Yo les puedo decir algunas cosas:
1.-Presta el mismo servicio una camioneta viejita que una del año. Se supone que los lujos que se están dando no concuerda con el aura de austeridad con la que llegaron al cargo. Cómprense vehículos normales y si quieren, pónganle blindaje para que aguanten los tomatazos y huevazos, pero con su sueldo, no con dinero del pueblo.
2.- Prepárense más, estudien. Los anteriores ministros, por muy corruptos que fueran, sí sabían lo que hacían. Hay quejas que se siguen acumulando en el sentido de que la inexperiencia de los nuevos juzgadores está provocando más problemas de los que había antes.
3.- Como servidores del pueblo, o sea, como nuestros gatos, deben vivir en la medianía, o ya de plano, en la pobreza franciscana, como recomendaba aquel viejito. Váyanse a vivir a una palomera del INFONAVIT, atiéndanse sus achaques en el IMSS, hagan cola en los pasillos y siéntense en el suelo, como cualquier hijo de vecina.
4.- Sé que eso es imposible porque el billete tiene la facultad de hacernos perder el coco, pero al menos disimulen. Dejen de hacer cosas buenas que parecen malas, y viceversa.
Recuerden que los ojos de toda la Nación están en ustedes, así que solo tienen que hacer bien su chamba, siempre poniendo por delante los intereses de los inocentes, antes que buscar la manera de justificar a los culpables.
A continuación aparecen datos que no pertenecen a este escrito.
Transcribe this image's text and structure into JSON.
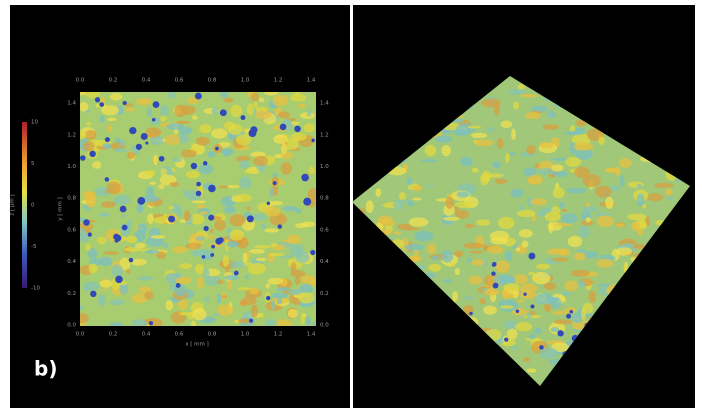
{
  "figure": {
    "panel_label": "b)",
    "map": {
      "x_axis_label": "x [ mm ]",
      "y_axis_label": "y [ mm ]",
      "x_ticks": [
        "0.0",
        "0.2",
        "0.4",
        "0.6",
        "0.8",
        "1.0",
        "1.2",
        "1.4"
      ],
      "y_ticks": [
        "0.0",
        "0.2",
        "0.4",
        "0.6",
        "0.8",
        "1.0",
        "1.2",
        "1.4"
      ]
    },
    "colorbar": {
      "label": "z [ µm ]",
      "ticks": [
        "10",
        "5",
        "0",
        "-5",
        "-10"
      ]
    }
  }
}
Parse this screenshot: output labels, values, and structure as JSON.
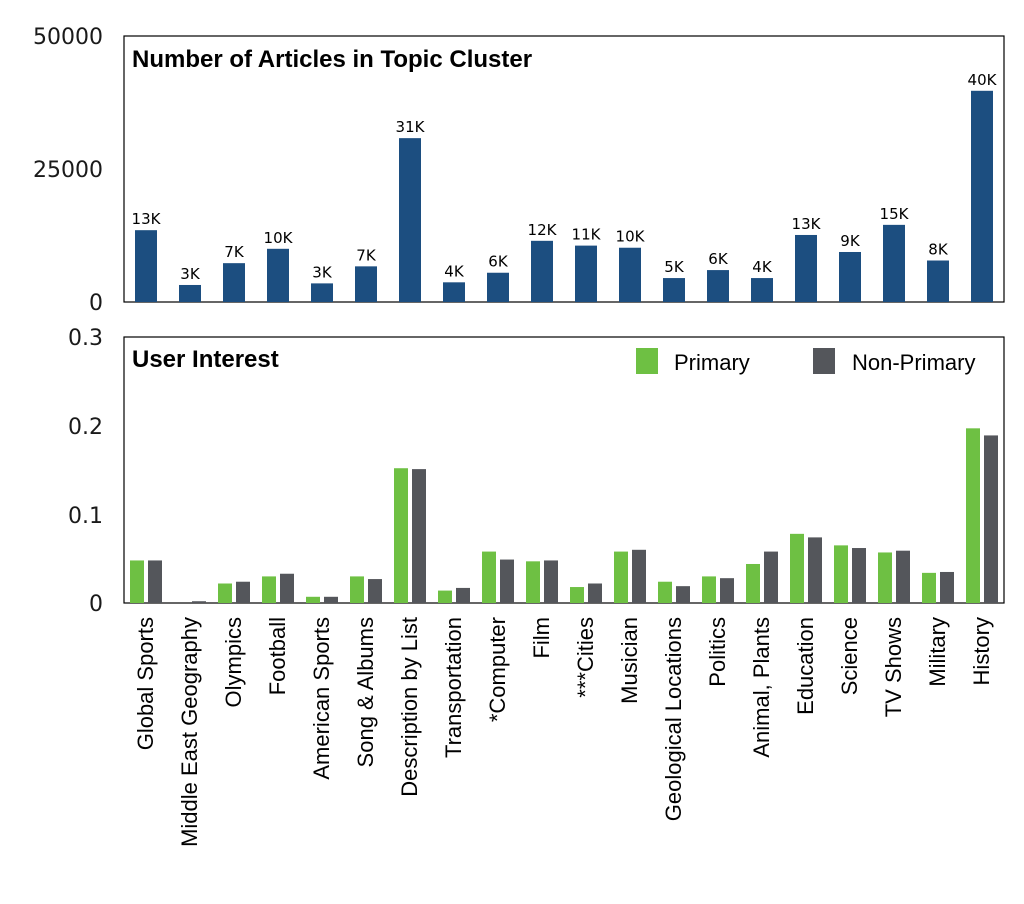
{
  "chart_data": [
    {
      "type": "bar",
      "title": "Number of Articles in Topic Cluster",
      "categories": [
        "Global Sports",
        "Middle East Geography",
        "Olympics",
        "Football",
        "American Sports",
        "Song & Albums",
        "Description by List",
        "Transportation",
        "*Computer",
        "Film",
        "***Cities",
        "Musician",
        "Geological Locations",
        "Politics",
        "Animal, Plants",
        "Education",
        "Science",
        "TV Shows",
        "Military",
        "History"
      ],
      "series": [
        {
          "values": [
            13500,
            3200,
            7300,
            10000,
            3500,
            6700,
            30800,
            3700,
            5500,
            11500,
            10600,
            10200,
            4500,
            6000,
            4500,
            12600,
            9400,
            14500,
            7800,
            39700
          ],
          "labels": [
            "13K",
            "3K",
            "7K",
            "10K",
            "3K",
            "7K",
            "31K",
            "4K",
            "6K",
            "12K",
            "11K",
            "10K",
            "5K",
            "6K",
            "4K",
            "13K",
            "9K",
            "15K",
            "8K",
            "40K"
          ],
          "color": "#1c4e80"
        }
      ],
      "yticks": [
        "0",
        "25000",
        "50000"
      ],
      "ylim": [
        0,
        50000
      ],
      "grid": false
    },
    {
      "type": "bar",
      "title": "User Interest",
      "categories": [
        "Global Sports",
        "Middle East Geography",
        "Olympics",
        "Football",
        "American Sports",
        "Song & Albums",
        "Description by List",
        "Transportation",
        "*Computer",
        "Film",
        "***Cities",
        "Musician",
        "Geological Locations",
        "Politics",
        "Animal, Plants",
        "Education",
        "Science",
        "TV Shows",
        "Military",
        "History"
      ],
      "series": [
        {
          "name": "Primary",
          "color": "#6ec043",
          "values": [
            0.048,
            0.0,
            0.022,
            0.03,
            0.007,
            0.03,
            0.152,
            0.014,
            0.058,
            0.047,
            0.018,
            0.058,
            0.024,
            0.03,
            0.044,
            0.078,
            0.065,
            0.057,
            0.034,
            0.197
          ]
        },
        {
          "name": "Non-Primary",
          "color": "#54565b",
          "values": [
            0.048,
            0.002,
            0.024,
            0.033,
            0.007,
            0.027,
            0.151,
            0.017,
            0.049,
            0.048,
            0.022,
            0.06,
            0.019,
            0.028,
            0.058,
            0.074,
            0.062,
            0.059,
            0.035,
            0.189
          ]
        }
      ],
      "yticks": [
        "0",
        "0.1",
        "0.2",
        "0.3"
      ],
      "ylim": [
        0,
        0.3
      ],
      "legend": "top-right",
      "grid": false
    }
  ]
}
Las cárceles están llenas de personas que estuvieron en el momento y en el lugar equivocado, chivos expiatorios que no tuvieron nada que ver en la consumación de un delito, y que al estar en alguna penitenciaría saldrán convertidos en verdaderos criminales.
¡Hagan algo con eso! ¡Hagan justicia, que para eso les pagamos!
El refrán estilo Pegaso dice así: “Con la sección de madera que dimensiones, serás dimensionado”. (Con la vara que midas, serás medido).